Triptyque de la Rédemption,

Vrancke VAN DER STOCKT (Bruxelles, 1424 - Bruxelles, 1495),

Huile sur bois, 195 x 326 cm, 1455-1459,

Musée du Prado, Madrid (Espagne)


Évangile selon saint Jean 12, 20-33

En ce temps-là, il y avait quelques Grecs parmi ceux qui étaient montés à Jérusalem pour adorer Dieu pendant la fête de la Pâque. Ils abordèrent Philippe, qui était de Bethsaïde en Galilée, et lui firent cette demande : « Nous voudrions voir Jésus. » Philippe va le dire à André, et tous deux vont le dire à Jésus. Alors Jésus leur déclare : « L’heure est venue où le Fils de l’homme doit être glorifié. Amen, amen, je vous le dis : si le grain de blé tombé en terre ne meurt pas, il reste seul ; mais s’il meurt, il porte beaucoup de fruit. Qui aime sa vie la perd ; qui s’en détache en ce monde la gardera pour la vie éternelle. Si quelqu’un veut me servir, qu’il me suive ; et là où moi je suis, là aussi sera mon serviteur. Si quelqu’un me sert, mon Père l’honorera. Maintenant mon âme est bouleversée. Que vais-je dire ? “Père, sauve-moi de cette heure” ? – Mais non ! C’est pour cela que je suis parvenu à cette heure-ci ! Père, glorifie ton nom ! » Alors, du ciel vint une voix qui disait : « Je l’ai glorifié et je le glorifierai encore. » En l’entendant, la foule qui se tenait là disait que c’était un coup de tonnerre. D’autres disaient : « C’est un ange qui lui a parlé. » Mais Jésus leur répondit : « Ce n’est pas pour moi qu’il y a eu cette voix, mais pour vous. Maintenant a lieu le jugement de ce monde ; maintenant le prince de ce monde va être jeté dehors ; et moi, quand j’aurai été élevé de terre, j’attirerai à moi tous les hommes. » Il signifiait par-là de quel genre de mort il allait mourir.

Introduction

Cette œuvre me touche particulièrement car ce fut celle que je choisis de représenter sur l’image souvenir de mon ordination presbytérale ! En effet, cet évangile fut celui proclamé lors de l’ordination.



L’artiste

Cette œuvre mit du temps pour trouver son véritable auteur.
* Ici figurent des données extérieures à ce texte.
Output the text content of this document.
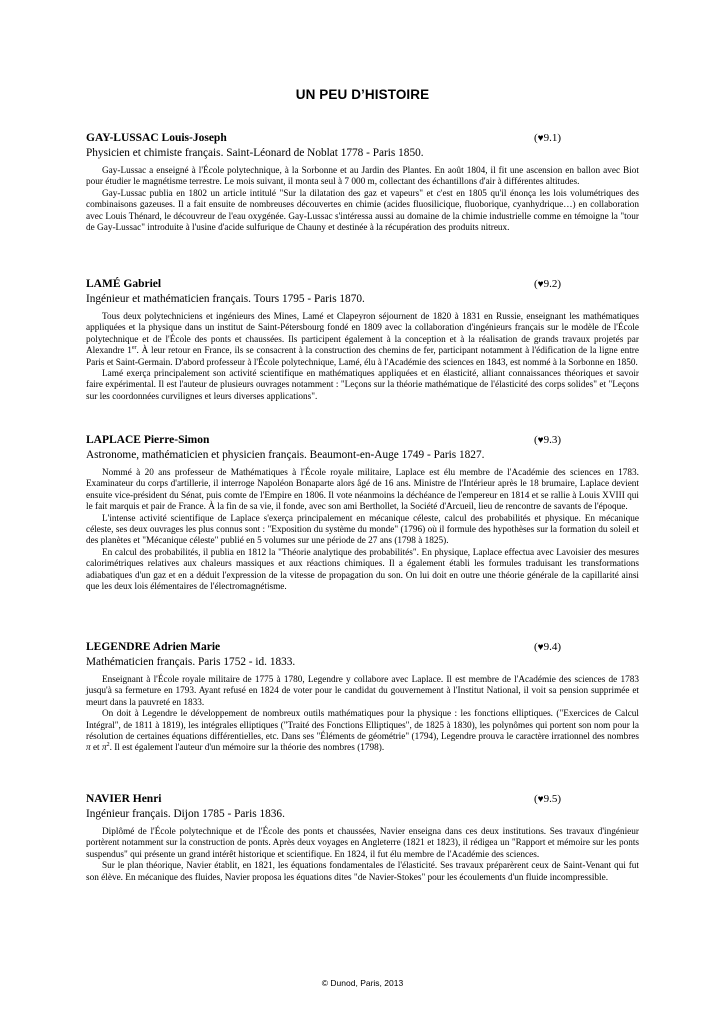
UN PEU D’HISTOIRE
GAY-LUSSAC Louis-Joseph	(♥9.1)
Physicien et chimiste français. Saint-Léonard de Noblat 1778 - Paris 1850.

Gay-Lussac a enseigné à l'École polytechnique, à la Sorbonne et au Jardin des Plantes. En août 1804, il fit une ascension en ballon avec Biot pour étudier le magnétisme terrestre. Le mois suivant, il monta seul à 7 000 m, collectant des échantillons d'air à différentes altitudes.

Gay-Lussac publia en 1802 un article intitulé "Sur la dilatation des gaz et vapeurs" et c'est en 1805 qu'il énonça les lois volumétriques des combinaisons gazeuses. Il a fait ensuite de nombreuses découvertes en chimie (acides fluosilicique, fluoborique, cyanhydrique…) en collaboration avec Louis Thénard, le découvreur de l'eau oxygénée. Gay-Lussac s'intéressa aussi au domaine de la chimie industrielle comme en témoigne la "tour de Gay-Lussac" introduite à l'usine d'acide sulfurique de Chauny et destinée à la récupération des produits nitreux.

LAMÉ Gabriel	(♥9.2)
Ingénieur et mathématicien français. Tours 1795 - Paris 1870.

Tous deux polytechniciens et ingénieurs des Mines, Lamé et Clapeyron séjournent de 1820 à 1831 en Russie, enseignant les mathématiques appliquées et la physique dans un institut de Saint-Pétersbourg fondé en 1809 avec la collaboration d'ingénieurs français sur le modèle de l'École polytechnique et de l'École des ponts et chaussées. Ils participent également à la conception et à la réalisation de grands travaux projetés par Alexandre 1er. À leur retour en France, ils se consacrent à la construction des chemins de fer, participant notamment à l'édification de la ligne entre Paris et Saint-Germain. D'abord professeur à l'École polytechnique, Lamé, élu à l'Académie des sciences en 1843, est nommé à la Sorbonne en 1850.

Lamé exerça principalement son activité scientifique en mathématiques appliquées et en élasticité, alliant connaissances théoriques et savoir faire expérimental. Il est l'auteur de plusieurs ouvrages notamment : "Leçons sur la théorie mathématique de l'élasticité des corps solides" et "Leçons sur les coordonnées curvilignes et leurs diverses applications".

LAPLACE Pierre-Simon	(♥9.3)
Astronome, mathématicien et physicien français. Beaumont-en-Auge 1749 - Paris 1827.

Nommé à 20 ans professeur de Mathématiques à l'École royale militaire, Laplace est élu membre de l'Académie des sciences en 1783. Examinateur du corps d'artillerie, il interroge Napoléon Bonaparte alors âgé de 16 ans. Ministre de l'Intérieur après le 18 brumaire, Laplace devient ensuite vice-président du Sénat, puis comte de l'Empire en 1806. Il vote néanmoins la déchéance de l'empereur en 1814 et se rallie à Louis XVIII qui le fait marquis et pair de France. À la fin de sa vie, il fonde, avec son ami Berthollet, la Société d'Arcueil, lieu de rencontre de savants de l'époque.

L'intense activité scientifique de Laplace s'exerça principalement en mécanique céleste, calcul des probabilités et physique. En mécanique céleste, ses deux ouvrages les plus connus sont : "Exposition du système du monde" (1796) où il formule des hypothèses sur la formation du soleil et des planètes et "Mécanique céleste" publié en 5 volumes sur une période de 27 ans (1798 à 1825).

En calcul des probabilités, il publia en 1812 la "Théorie analytique des probabilités". En physique, Laplace effectua avec Lavoisier des mesures calorimétriques relatives aux chaleurs massiques et aux réactions chimiques. Il a également établi les formules traduisant les transformations adiabatiques d'un gaz et en a déduit l'expression de la vitesse de propagation du son. On lui doit en outre une théorie générale de la capillarité ainsi que les deux lois élémentaires de l'électromagnétisme.

LEGENDRE Adrien Marie	(♥9.4)
Mathématicien français. Paris 1752 - id. 1833.

Enseignant à l'École royale militaire de 1775 à 1780, Legendre y collabore avec Laplace. Il est membre de l'Académie des sciences de 1783 jusqu'à sa fermeture en 1793. Ayant refusé en 1824 de voter pour le candidat du gouvernement à l'Institut National, il voit sa pension supprimée et meurt dans la pauvreté en 1833.

On doit à Legendre le développement de nombreux outils mathématiques pour la physique : les fonctions elliptiques. ("Exercices de Calcul Intégral", de 1811 à 1819), les intégrales elliptiques ("Traité des Fonctions Elliptiques", de 1825 à 1830), les polynômes qui portent son nom pour la résolution de certaines équations différentielles, etc. Dans ses "Éléments de géométrie" (1794), Legendre prouva le caractère irrationnel des nombres π et $\pi^2$. Il est également l'auteur d'un mémoire sur la théorie des nombres (1798).

NAVIER Henri	(♥9.5)
Ingénieur français. Dijon 1785 - Paris 1836.

Diplômé de l'École polytechnique et de l'École des ponts et chaussées, Navier enseigna dans ces deux institutions. Ses travaux d'ingénieur portèrent notamment sur la construction de ponts. Après deux voyages en Angleterre (1821 et 1823), il rédigea un "Rapport et mémoire sur les ponts suspendus" qui présente un grand intérêt historique et scientifique. En 1824, il fut élu membre de l'Académie des sciences.

Sur le plan théorique, Navier établit, en 1821, les équations fondamentales de l'élasticité. Ses travaux préparèrent ceux de Saint-Venant qui fut son élève. En mécanique des fluides, Navier proposa les équations dites "de Navier-Stokes" pour les écoulements d'un fluide incompressible.

© Dunod, Paris, 2013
Elle fut un temps attribuée à Roger VAN DER WEYDEN, puis à un maître inconnu, avant que l’on ne propose comme auteur Vrancke VAN DER STOCKT. Le triptyque aurait été la propriété de Leonor MASCARAS qui l’aurait offert au couvent de Notre-Dame des Anges qu’elle a fondé à Madrid en 1564. On sait assez peu de choses de ce peintre, hormis qu’il naquit avant 1424 à Bruxelles, dont il devint le peintre officiel après la mort de Rogier VAN DER WEYDEN, en 1464. Peut-être a-t-il collaboré avec ce dernier, ce qui expliquerait les styles extrêmement proches ?


Description de l’œuvre

Le triptyque fermé représente une scène d’évangile : le paiement de l’impôt à César. Ouvert, le panneau de gauche nous montre le jugement dernier, alors que celui de droite illustre l’expulsion d’Adam et Ève du Paradis (attention : les deux panneaux ont été intervertis sur l’image). Au centre, la grande scène de la crucifixion du Christ dans un intérieur d’église. C’est cette représentation de l’intérieur, ainsi que la scène du Jugement Dernier qui firent rapprocher l’œuvre d’un autre retable de VAN DER WEYDEN : Les sept sacrements (Musée d’Anvers)



Le panneau central

Le Christ en croix est mort. Il est entouré de saint Jean l’Évangéliste et de la Vierge Marie, sa mère. La scène est comme incluse dans une porte gothique dont les diverses parties de l’archivolte décrivent des scènes de la Passion, alors que les jambages présentent les sacrements, donnant à l’ensemble l’impression de sculptures peintes en polychromie.


Les scènes des jambages


À gauche, de bas en haut :

  • Le baptême

  • La confirmation

  • L’ordination


À droite de haut en bas :

  • Le mariage

  • La réconciliation

  • Le sacrement des malades

Notons que l’eucharistie est représentée dans la scène centrale entre la croix et saint Jean.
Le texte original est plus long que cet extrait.